Eishockey-Meister Red Bull Salzburg hat es in einem Nachtragsspiel der ICE Hockey League verabsäumt, vorzeitig das Ticket für die nächste Saison der Champions Hockey League (CHL) zu lösen!
Zwar gab es daheim gegen Olimpija Ljubljana einen 3:2-Sieg nach Verlängerung, doch wäre für das fixe CHL-Ticket ein Sieg nach regulärer Spielzeit nötig gewesen. So hat HCB Südtirol am Freitag in der letzten Grunddurchgangssrunde die Chance, Salzburg auf Rang zwei abzulösen.
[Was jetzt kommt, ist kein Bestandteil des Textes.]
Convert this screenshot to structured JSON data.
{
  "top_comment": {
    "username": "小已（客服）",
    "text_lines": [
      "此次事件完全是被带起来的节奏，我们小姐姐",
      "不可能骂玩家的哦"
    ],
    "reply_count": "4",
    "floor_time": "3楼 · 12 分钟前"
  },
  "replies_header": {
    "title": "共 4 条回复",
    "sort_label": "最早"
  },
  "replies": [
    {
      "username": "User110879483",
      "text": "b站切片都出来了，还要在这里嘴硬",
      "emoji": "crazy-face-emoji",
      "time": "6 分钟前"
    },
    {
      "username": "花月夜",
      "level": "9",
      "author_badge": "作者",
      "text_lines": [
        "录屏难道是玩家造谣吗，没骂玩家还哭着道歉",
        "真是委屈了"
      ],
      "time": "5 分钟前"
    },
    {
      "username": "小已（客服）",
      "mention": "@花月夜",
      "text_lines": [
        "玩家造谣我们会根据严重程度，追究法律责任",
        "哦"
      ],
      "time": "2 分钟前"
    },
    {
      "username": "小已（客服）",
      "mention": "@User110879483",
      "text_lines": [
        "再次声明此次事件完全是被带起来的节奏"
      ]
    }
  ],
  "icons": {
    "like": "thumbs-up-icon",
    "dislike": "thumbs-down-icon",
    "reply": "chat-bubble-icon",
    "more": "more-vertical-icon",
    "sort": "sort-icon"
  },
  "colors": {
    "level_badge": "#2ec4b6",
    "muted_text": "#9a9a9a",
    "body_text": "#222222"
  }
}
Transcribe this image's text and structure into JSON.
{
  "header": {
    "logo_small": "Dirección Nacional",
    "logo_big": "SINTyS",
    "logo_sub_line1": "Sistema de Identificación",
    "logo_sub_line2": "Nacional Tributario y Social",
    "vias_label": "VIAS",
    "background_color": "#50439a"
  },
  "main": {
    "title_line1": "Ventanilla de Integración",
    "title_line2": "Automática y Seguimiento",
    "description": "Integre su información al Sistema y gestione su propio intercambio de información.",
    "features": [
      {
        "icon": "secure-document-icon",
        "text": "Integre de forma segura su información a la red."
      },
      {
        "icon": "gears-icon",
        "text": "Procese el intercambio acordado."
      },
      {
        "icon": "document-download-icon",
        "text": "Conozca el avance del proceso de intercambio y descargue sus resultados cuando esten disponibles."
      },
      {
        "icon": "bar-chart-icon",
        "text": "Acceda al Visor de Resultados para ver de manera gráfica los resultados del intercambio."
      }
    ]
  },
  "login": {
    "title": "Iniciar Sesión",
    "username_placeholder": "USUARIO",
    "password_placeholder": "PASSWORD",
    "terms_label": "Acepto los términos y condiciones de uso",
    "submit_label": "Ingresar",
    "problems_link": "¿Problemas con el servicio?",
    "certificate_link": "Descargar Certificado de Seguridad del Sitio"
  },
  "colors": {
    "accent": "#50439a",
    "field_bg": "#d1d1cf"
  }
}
Die Top-2 nach jeweils 48 Spielen dürfen europäisch planen, was beim KAC der Fall ist. Die „Rotjacken“ liegen zwei Zähler vor Salzburg an der Spitze, können nicht mehr von den ersten beiden Positionen verdrängt werden.
Drei Viertelfinal-Fixplätze werden in Vierkampf vergeben
Allerdings könnten die „Bullen“ die Kärntner am Freitag mit einem Sieg bei Fehervar noch von Tabellenplatz eins verdrängen. Die Klagenfurter empfangen die Pustertal Wölfe (alle Spiele 19.15 Uhr). Gemeinsam haben KAC, Salzburg und Südtirol, dass sie fix im Viertelfinale sind. Die übrigen drei Viertelfinal-Fixplätze werden am Freitag in einem Vierkampf vergeben.
Gegen die Laibacher brachte Peter Schneider die Salzburger in der 18. Minute im Powerplay voran. Ziga Pance glich aber ebenso aus (23.) wie später Robert Sabolic (56.), indem er die durch Benjamin Nissner besorgte erneute Salzburg-Führung (41.) egalisierte. Immerhin sicherten sich die Gastgeber vor 3400 Zuschauern durch Scott Kosmachuk den Extrapunkt (63.).